Only a month into her FDA career, Dr. Kelsey might easily have approved the application. Because it was already in widespread use, thalidomide appeared to be safe and effective. In fact, Richardson-Merrell was so confident of a quick approval that the company distributed 2.5 million thalidomide tablets to 1,200 American doctors while the application was pending. The goal was to ensure the drug’s availability as soon as the FDA approved its sale. Although its use was supposed to wait for approval, some 20,000 patients received the drug before the FDA rendered its decision.
Reviewing the data, Dr. Kelsey was troubled. She did not believe that the company had submitted enough controlled studies to demonstrate risk factors for thalidomide. She steadfastly refused to approve the application until she was satisfied that the drug’s safety had been demonstrated. After delving into existing studies, Dr. Kelsey learned that approximately 10,000 children around the world had been born with birth defects after their mothers used thalidomide. The drug had crossed the placental barrier and affected the fetus. In many cases, the children were born with abnormally formed arms and legs. In the United States, 17 children suffered these defects.
Richardson-Merrell executives had pressured Dr. Kelsey to approve the drug, but they could not withstand the public outcry when the studies became public. The company recalled the tablets from doctors’ offices and withdrew its FDA application. The episode became a well-known debacle that illustrated the need for stringent government regulation of medicines marketed in the United States.
The episode also transformed Dr. Frances Kelsey into a public figure. Newspapers heralded her as a heroine despite her insistence that her colleagues Oyama Jiro and Lee Geismar and her many FDA supporters deserved much credit.

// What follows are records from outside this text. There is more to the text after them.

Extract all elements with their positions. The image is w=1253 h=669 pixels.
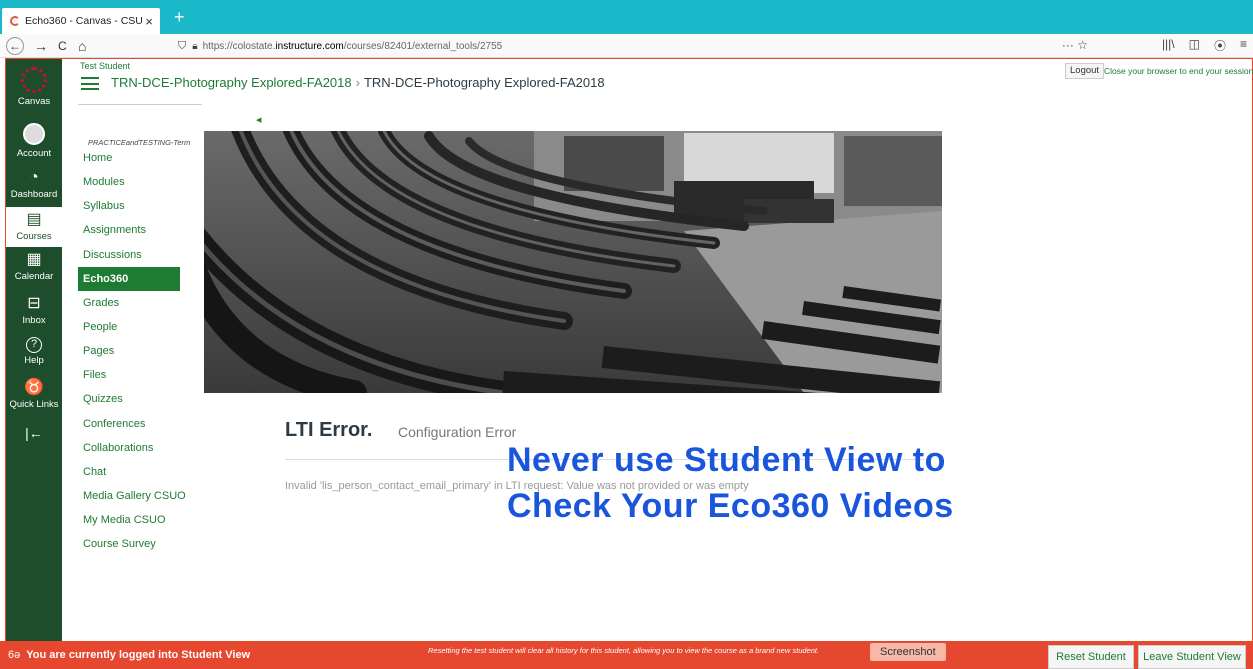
canvas-logo-icon [21, 67, 47, 93]
calendar-icon: ▦ [26, 251, 42, 268]
student-view-status: 6ə You are currently logged into Student … [8, 649, 250, 661]
course-nav-modules[interactable]: Modules [78, 170, 198, 194]
course-nav-conferences[interactable]: Conferences [78, 412, 198, 436]
breadcrumb-course-link[interactable]: TRN-DCE-Photography Explored-FA2018 [111, 75, 352, 90]
student-view-status-text: You are currently logged into Student Vi… [26, 649, 251, 661]
course-nav-chat[interactable]: Chat [78, 460, 198, 484]
forward-icon[interactable]: → [34, 37, 48, 55]
help-icon: ? [26, 337, 42, 353]
shield-icon[interactable]: ⛉ [178, 40, 186, 53]
course-nav-quizzes[interactable]: Quizzes [78, 387, 198, 411]
logout-button[interactable]: Logout [1065, 63, 1105, 79]
book-icon: ▤ [26, 211, 42, 228]
account-icon[interactable]: ⦿ [1214, 37, 1226, 54]
lecture-hall-banner-image [204, 131, 942, 393]
global-nav-calendar[interactable]: ▦ Calendar [6, 251, 62, 291]
course-nav-assignments[interactable]: Assignments [78, 218, 198, 242]
reset-student-button[interactable]: Reset Student [1048, 645, 1134, 669]
url-domain: instructure.com [275, 40, 344, 52]
course-nav-echo360[interactable]: Echo360 [78, 266, 180, 291]
global-nav-label: Inbox [22, 315, 46, 326]
global-nav-dashboard[interactable]: ◔ Dashboard [6, 169, 62, 209]
course-nav-grades[interactable]: Grades [78, 291, 198, 315]
inbox-icon: ⊟ [27, 295, 41, 312]
ram-icon: ♉ [24, 379, 44, 396]
hamburger-icon[interactable] [81, 77, 99, 90]
global-nav-label: Quick Links [9, 399, 59, 410]
new-tab-icon[interactable]: + [174, 8, 185, 26]
breadcrumb-current: TRN-DCE-Photography Explored-FA2018 [363, 75, 605, 90]
url-bar[interactable]: ⛉ 🔒︎ https://colostate. instructure.com/c… [170, 36, 1100, 56]
course-nav-files[interactable]: Files [78, 363, 198, 387]
collapse-arrow-icon[interactable]: ◀ [256, 116, 261, 124]
back-icon[interactable]: ← [6, 37, 24, 55]
reload-icon[interactable]: C [58, 37, 67, 55]
overlay-line-2: Check Your Eco360 Videos [507, 487, 954, 525]
canvas-favicon-icon [10, 16, 20, 26]
tab-title: Echo360 - Canvas - CSU [25, 15, 143, 27]
course-nav-pages[interactable]: Pages [78, 339, 198, 363]
global-nav-label: Account [16, 148, 52, 159]
global-nav: Canvas Account ◔ Dashboard ▤ Courses ▦ C… [6, 59, 62, 641]
divider [78, 104, 202, 105]
course-nav-home[interactable]: Home [78, 146, 198, 170]
global-nav-help[interactable]: ? Help [6, 337, 62, 377]
global-nav-canvas[interactable]: Canvas [6, 67, 62, 117]
student-view-icon: 6ə [8, 649, 21, 661]
leave-student-view-button[interactable]: Leave Student View [1138, 645, 1246, 669]
breadcrumb: TRN-DCE-Photography Explored-FA2018 › TRN-… [111, 75, 605, 90]
overlay-line-1: Never use Student View to [507, 441, 946, 479]
library-icon[interactable]: |||\ [1162, 37, 1175, 54]
global-nav-label: Help [24, 355, 44, 366]
breadcrumb-separator: › [355, 75, 360, 90]
dashboard-icon: ◔ [29, 169, 39, 186]
menu-icon[interactable]: ≡ [1240, 37, 1247, 54]
student-view-footer: 6ə You are currently logged into Student … [0, 641, 1253, 669]
home-icon[interactable]: ⌂ [78, 37, 86, 55]
course-nav-media-gallery[interactable]: Media Gallery CSUO [78, 484, 198, 508]
course-nav-course-survey[interactable]: Course Survey [78, 532, 198, 556]
user-name: Test Student [80, 61, 131, 71]
collapse-nav-icon[interactable]: |← [6, 425, 62, 441]
global-nav-account[interactable]: Account [6, 123, 62, 163]
course-nav-collaborations[interactable]: Collaborations [78, 436, 198, 460]
course-nav-syllabus[interactable]: Syllabus [78, 194, 198, 218]
course-nav: Home Modules Syllabus Assignments Discus… [78, 146, 198, 556]
page-actions-icon[interactable]: ··· ☆ [1062, 38, 1088, 52]
global-nav-quick-links[interactable]: ♉ Quick Links [6, 379, 62, 419]
course-nav-my-media[interactable]: My Media CSUO [78, 508, 198, 532]
course-nav-people[interactable]: People [78, 315, 198, 339]
url-path: /courses/82401/external_tools/2755 [343, 40, 503, 52]
global-nav-inbox[interactable]: ⊟ Inbox [6, 295, 62, 335]
screenshot-button[interactable]: Screenshot [870, 643, 946, 661]
overlay-annotation: Never use Student View to Check Your Eco… [507, 437, 954, 529]
global-nav-label: Calendar [14, 271, 54, 282]
global-nav-label: Courses [16, 231, 52, 242]
reset-note: Resetting the test student will clear al… [428, 646, 820, 655]
global-nav-label: Dashboard [10, 189, 58, 200]
error-title: LTI Error. [285, 419, 373, 441]
url-prefix: https://colostate. [202, 40, 276, 52]
lock-icon[interactable]: 🔒︎ [192, 41, 197, 52]
error-subtitle: Configuration Error [398, 424, 517, 440]
browser-nav-bar: ← → C ⌂ ⛉ 🔒︎ https://colostate. instructu… [0, 34, 1253, 58]
global-nav-courses[interactable]: ▤ Courses [6, 207, 62, 247]
browser-tab-bar: Echo360 - Canvas - CSU × + [0, 0, 1253, 34]
close-tab-icon[interactable]: × [145, 14, 153, 29]
course-nav-discussions[interactable]: Discussions [78, 243, 198, 267]
avatar [23, 123, 45, 145]
sidebar-icon[interactable]: ◫ [1189, 37, 1200, 54]
browser-tab[interactable]: Echo360 - Canvas - CSU × [2, 8, 160, 34]
global-nav-label: Canvas [17, 96, 51, 107]
browser-toolbar: |||\ ◫ ⦿ ≡ [1162, 37, 1247, 54]
logout-note: Close your browser to end your session. [1104, 66, 1253, 76]
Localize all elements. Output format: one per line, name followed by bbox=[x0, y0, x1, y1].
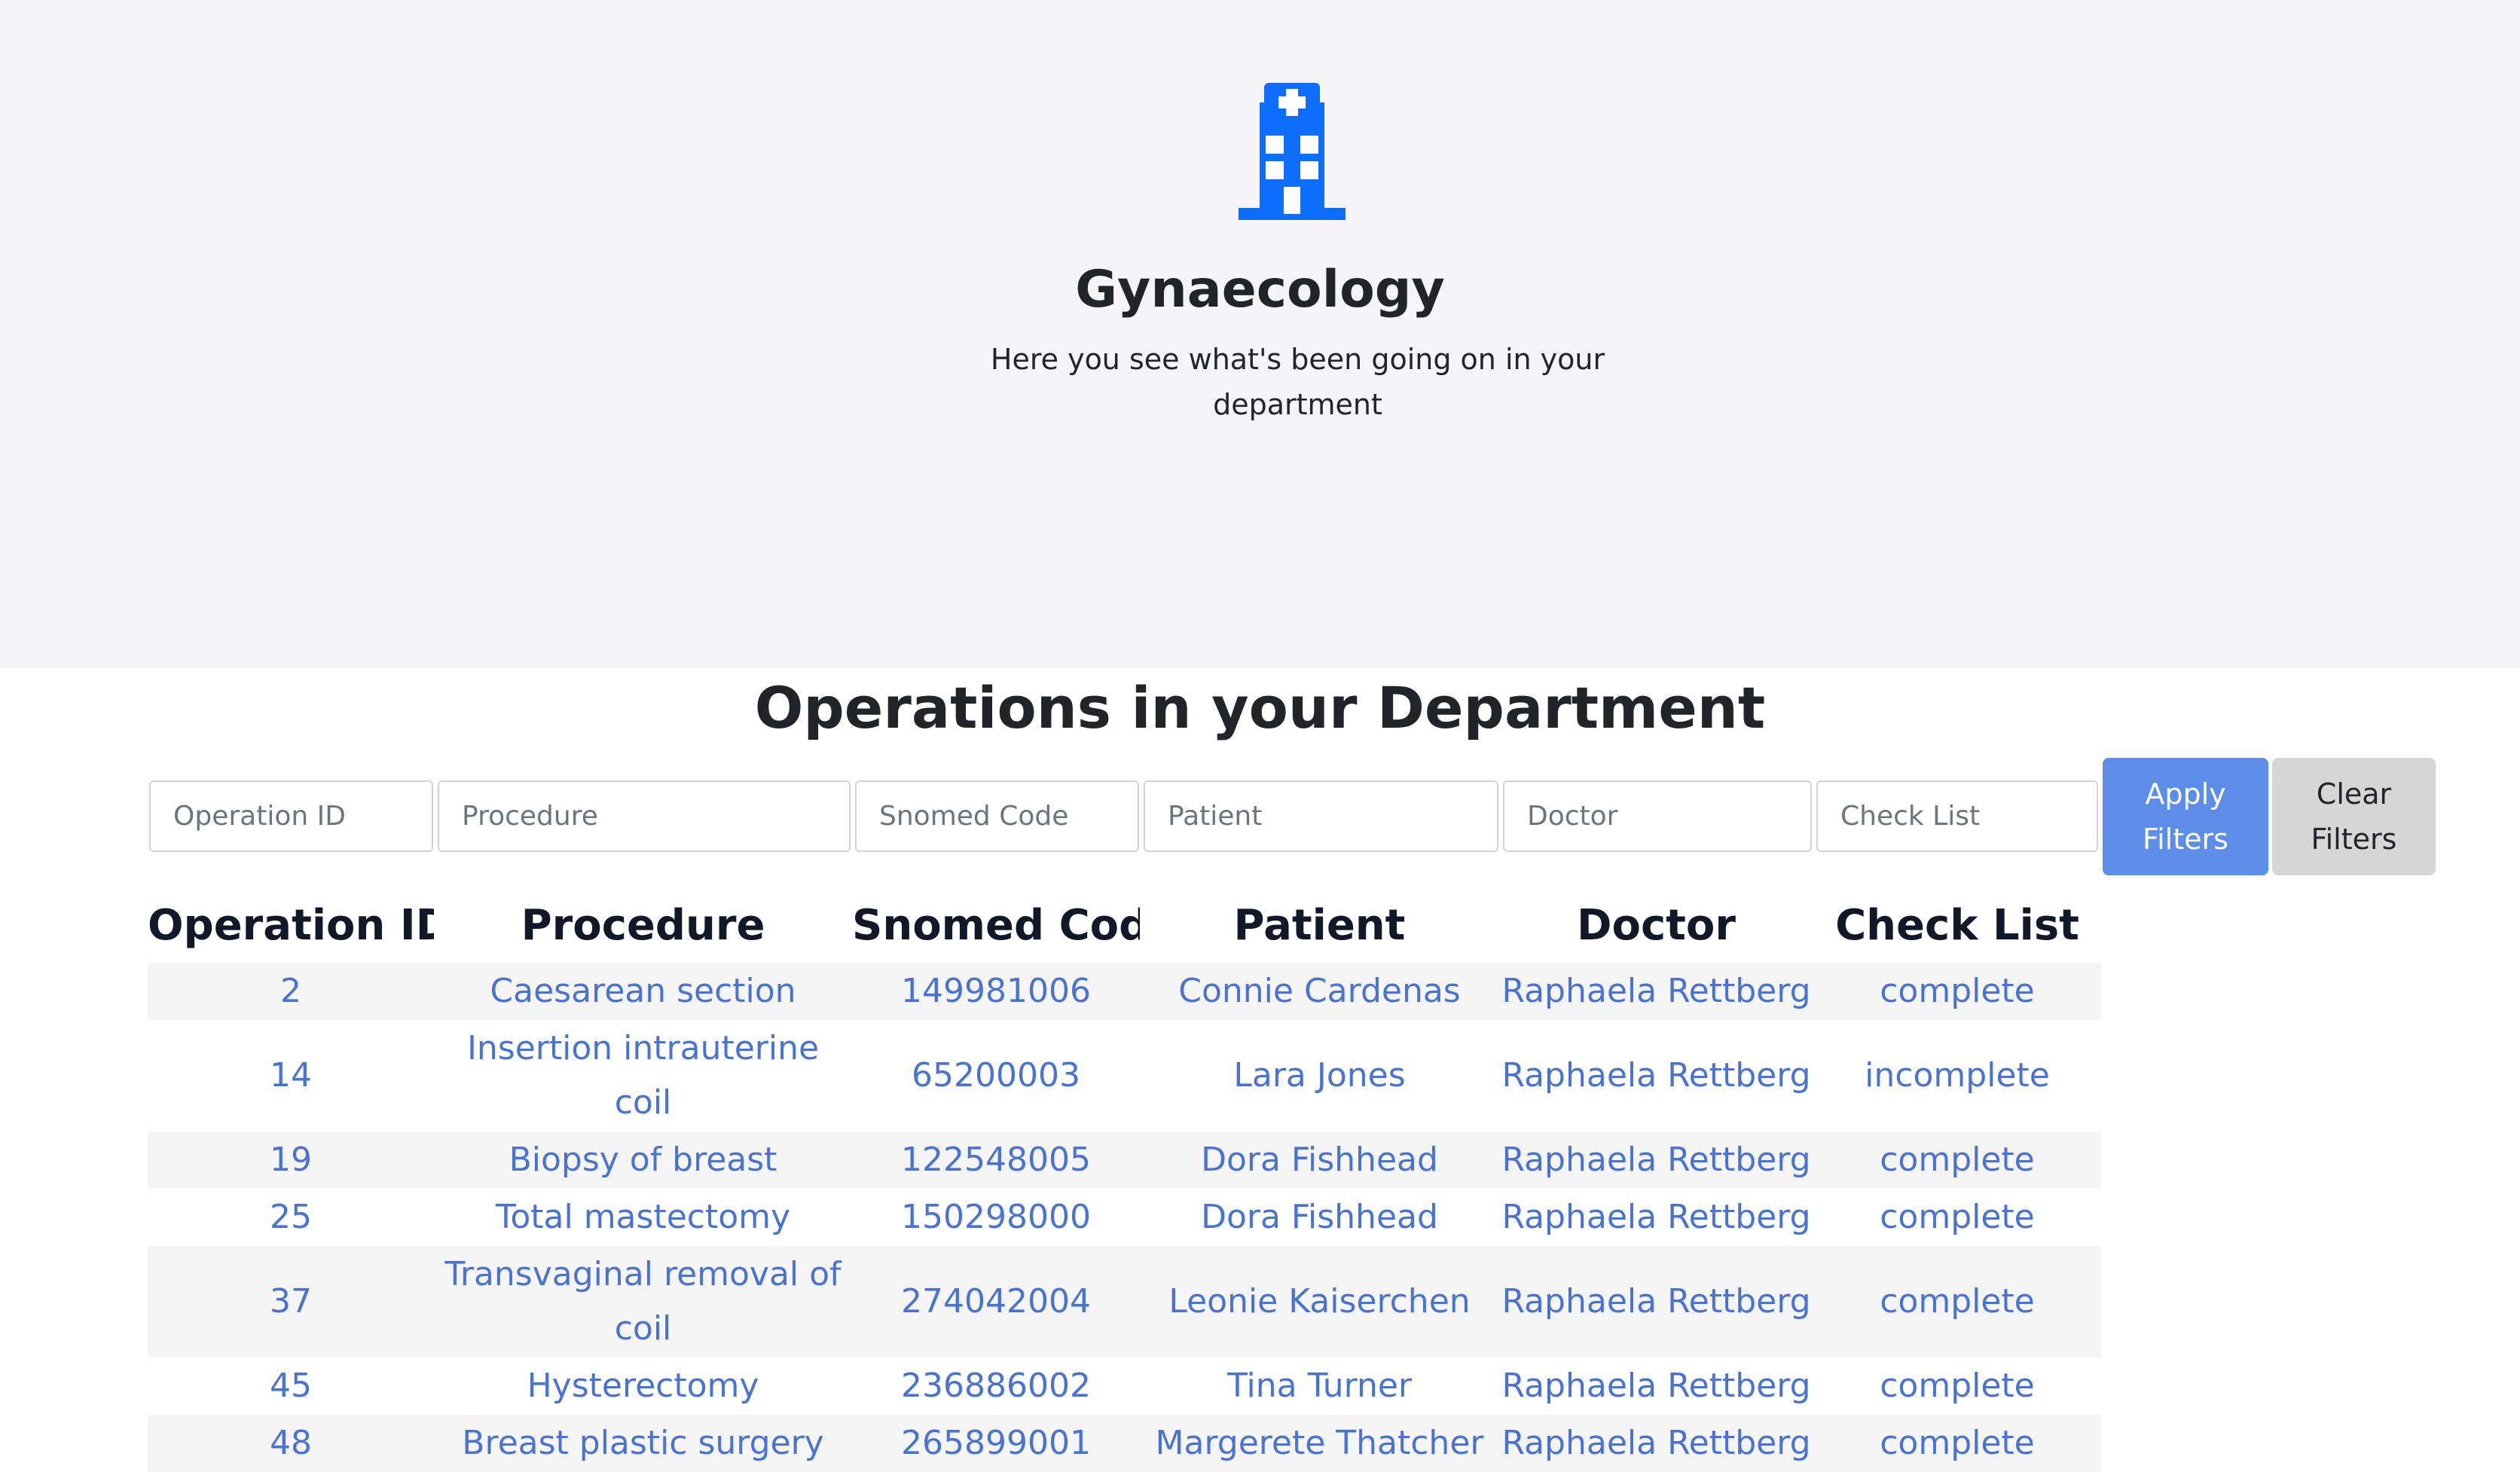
operation-id-cell[interactable]: 25 bbox=[148, 1189, 434, 1246]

President John F. Kennedy awarded her the President’s Award for Distinguished Federal Civilian Service on August 7, 1962, making her only the second woman to win the award.
Congress sprang into action, enacting the Drug Efficacy Amendment—commonly called the Kefauver-Harris Amendment after the co-authors, Senator Estes Kefauver (D-TN) and Congressman Oren Harris (D-Arkansas)—a modification to a landmark 1938 statute, the Federal Food, Drug, and Cosmetic Act. The amendment required pharmaceutical companies to provide scientific studies on the safety and effectiveness of drug before the FDA will approve marketing applications. In addition, the amendment required drug advertisers to disclose information about side effects and cease selling cheaper generic drugs as the more expensive name brands without informing the public.
Dr. Kelsey might have retired from medicine to write a book and travel the lecture circuit, but she was committed to the agency’s work. She remained at the FDA for more than four decades, tirelessly reviewing applications from pharmaceutical companies and mentoring younger doctors. She eventually became the deputy for scientific research at the FDA’s Center for Drug Evaluation and Research. She retired from the FDA in 2005 at age 90 after working at the agency for 45 years.
Dr. Kelsey received numerous accolades. Schools were named in her honor. At age 87, she was inducted into the National Women’s Hall of Fame. In 2010, the FDA presented her with the inaugural Drug Safety Excellence Award. Later, the agency named the award after her. After returning to Canada to live with her daughter following her 100th birthday, Dr. Kelsey received the Order of Canada, the second highest honor for merit provided by the Canadian government.
She died on August 7, 2015, at age 101. The day before her death, Dr. Kelsey met with Elizabeth Dowdeswell, the lieutenant governor of Ontario, to receive an award, the insignia of Member of the Order of Canada, for Dr. Kelsey’s work on thalidomide. More than half a century had passed, but her work was still a potent reminder of the need for leadership from unelected public administrators.